Despite the growing population of midlife women around the globe, there is comparatively little research focusing on this population. In a recent issue of Women’s Midlife Health, we searched for up to date information about midlife women’s patterns of contraceptive use. This included: their decision-making processes in continuing or discontinuing use of a contraceptive method; the choices made about starting a contraceptive, especially around the time of menopause; and the questions and concerns that encourage them to seek health care. Moreover, in the current political maelstrom over health care, we also searched for data about midlife women’s use of pregnancy termination.
We were surprised at the limited research available to guide women’s choices, as well as those of their clinicians during this part of the lifespan. Although some women choose to become pregnant during midlife, the majority of women in economically advantaged countries would have completed their intended childbearing by their mid-forties.
A surprising number of women also experience unintended pregnancies at this point in their life. Some might not be sexually active, or are sexually active only with female partners, but of those who are, some may believe they are no longer fertile because of their age or may not contemplate the risk of an unintended pregnancy.
We were surprised at the limited research available to guide women’s choices, as well as those of their clinicians during this part of the lifespan.
Women who are motivated to prevent unintended pregnancy confront many limitations that may help explain some of the unintended pregnancy rate for this age group.
Lack of information about midlife women’s preferences for different types of contraceptives has yet to be studied. One might ask: do midlife women desire long-acting reversible contraceptives (LARC)? Might they prefer the injectables or intrauterine systems? Do midlife women want to experience menses or prefer to avoid menstruation altogether? Do midlife women want to rely on sterilization of their sexual partners or prefer tubal ligation after they have their last pregnancy? Do healthcare providers assume that midlife women are really interested in hormone therapy for menopause instead of contraception?
With so many unanswered questions we wondered whether our current state of limited information was attributable to the low fertility of this age group of women, despite the relatively high risk of maternal morbidity, mortality, and high unintended pregnancy rates. Or might this be a lack of interest by investigators and health policy scholars in the health of midlife women in general?
We do not know whether various ethnic and social groups of women prefer different contraceptive options, e.g. oral contraceptives, injectables, long-acting preparations, etc. We also do not know what the optimal choice is for them, risks of using each option, and their comparative costs. Do women consider the risks associated with various types of contraception if they have already begun to experience chronic illnesses associated with aging, such as diabetes or hypertension.

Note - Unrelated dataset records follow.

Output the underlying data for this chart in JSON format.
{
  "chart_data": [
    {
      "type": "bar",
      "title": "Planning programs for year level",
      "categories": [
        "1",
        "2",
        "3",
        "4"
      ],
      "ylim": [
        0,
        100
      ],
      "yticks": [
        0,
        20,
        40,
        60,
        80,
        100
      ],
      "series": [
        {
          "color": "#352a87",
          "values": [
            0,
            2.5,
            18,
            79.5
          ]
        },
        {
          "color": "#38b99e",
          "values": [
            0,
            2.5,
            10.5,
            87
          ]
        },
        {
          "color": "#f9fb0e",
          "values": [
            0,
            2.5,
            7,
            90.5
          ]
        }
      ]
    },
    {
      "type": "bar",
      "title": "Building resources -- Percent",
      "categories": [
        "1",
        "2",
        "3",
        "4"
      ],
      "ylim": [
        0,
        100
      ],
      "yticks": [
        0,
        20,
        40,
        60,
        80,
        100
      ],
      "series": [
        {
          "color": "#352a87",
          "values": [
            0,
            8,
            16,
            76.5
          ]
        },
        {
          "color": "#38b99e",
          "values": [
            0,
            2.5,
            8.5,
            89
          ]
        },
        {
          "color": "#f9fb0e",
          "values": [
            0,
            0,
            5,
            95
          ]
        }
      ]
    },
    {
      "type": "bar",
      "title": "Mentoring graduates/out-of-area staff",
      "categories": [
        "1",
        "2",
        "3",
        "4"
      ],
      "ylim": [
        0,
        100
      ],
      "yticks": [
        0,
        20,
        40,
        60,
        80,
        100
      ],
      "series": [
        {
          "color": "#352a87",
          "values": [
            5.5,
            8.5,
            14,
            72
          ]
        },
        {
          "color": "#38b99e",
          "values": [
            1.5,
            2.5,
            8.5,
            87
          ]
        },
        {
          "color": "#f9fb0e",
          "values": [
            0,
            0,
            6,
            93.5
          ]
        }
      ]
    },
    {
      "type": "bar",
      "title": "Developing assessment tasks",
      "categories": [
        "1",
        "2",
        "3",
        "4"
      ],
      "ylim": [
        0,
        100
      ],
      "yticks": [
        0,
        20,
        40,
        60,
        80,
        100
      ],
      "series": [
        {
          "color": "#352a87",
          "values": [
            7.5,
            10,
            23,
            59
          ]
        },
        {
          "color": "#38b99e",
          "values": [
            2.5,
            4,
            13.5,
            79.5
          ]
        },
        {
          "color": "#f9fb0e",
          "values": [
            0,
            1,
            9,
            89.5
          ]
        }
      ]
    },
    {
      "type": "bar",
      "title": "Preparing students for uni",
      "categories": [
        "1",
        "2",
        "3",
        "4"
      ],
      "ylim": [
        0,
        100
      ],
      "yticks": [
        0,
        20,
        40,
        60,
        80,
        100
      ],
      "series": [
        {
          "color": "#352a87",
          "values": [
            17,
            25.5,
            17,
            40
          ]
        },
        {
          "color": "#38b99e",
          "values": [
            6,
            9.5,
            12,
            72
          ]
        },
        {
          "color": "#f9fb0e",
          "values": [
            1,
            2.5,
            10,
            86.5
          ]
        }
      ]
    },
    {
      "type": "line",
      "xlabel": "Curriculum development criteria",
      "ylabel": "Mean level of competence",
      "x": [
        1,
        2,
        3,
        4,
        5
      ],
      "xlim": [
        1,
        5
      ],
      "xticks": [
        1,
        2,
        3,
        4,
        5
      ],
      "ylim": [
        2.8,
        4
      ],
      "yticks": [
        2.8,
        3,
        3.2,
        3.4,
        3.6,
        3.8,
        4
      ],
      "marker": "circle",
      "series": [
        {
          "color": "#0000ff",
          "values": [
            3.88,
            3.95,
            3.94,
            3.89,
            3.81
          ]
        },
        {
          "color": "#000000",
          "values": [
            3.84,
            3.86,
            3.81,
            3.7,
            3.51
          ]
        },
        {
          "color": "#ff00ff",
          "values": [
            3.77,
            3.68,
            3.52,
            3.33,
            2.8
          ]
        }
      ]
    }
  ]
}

Although contemporary midlife women who would benefit from contraception may have been socialized about sex, contraception, family planning, and pregnancy termination differently from their mothers’ generation, they may not have been exposed to better contraceptive education. This reflects our recent commitment to research about midlife women and their health, begun largely in the 1990s in the US.
Is it the incongruity of thinking about contraception and menopause among the same population that has limited scientists’ attention to questions of contraception during midlife? Is it the lack of emphasis in teaching future clinicians about midlife women’s health in general and contraception in particular? Or is this dearth of information a reflection of the lack of interest in women’s health and health care?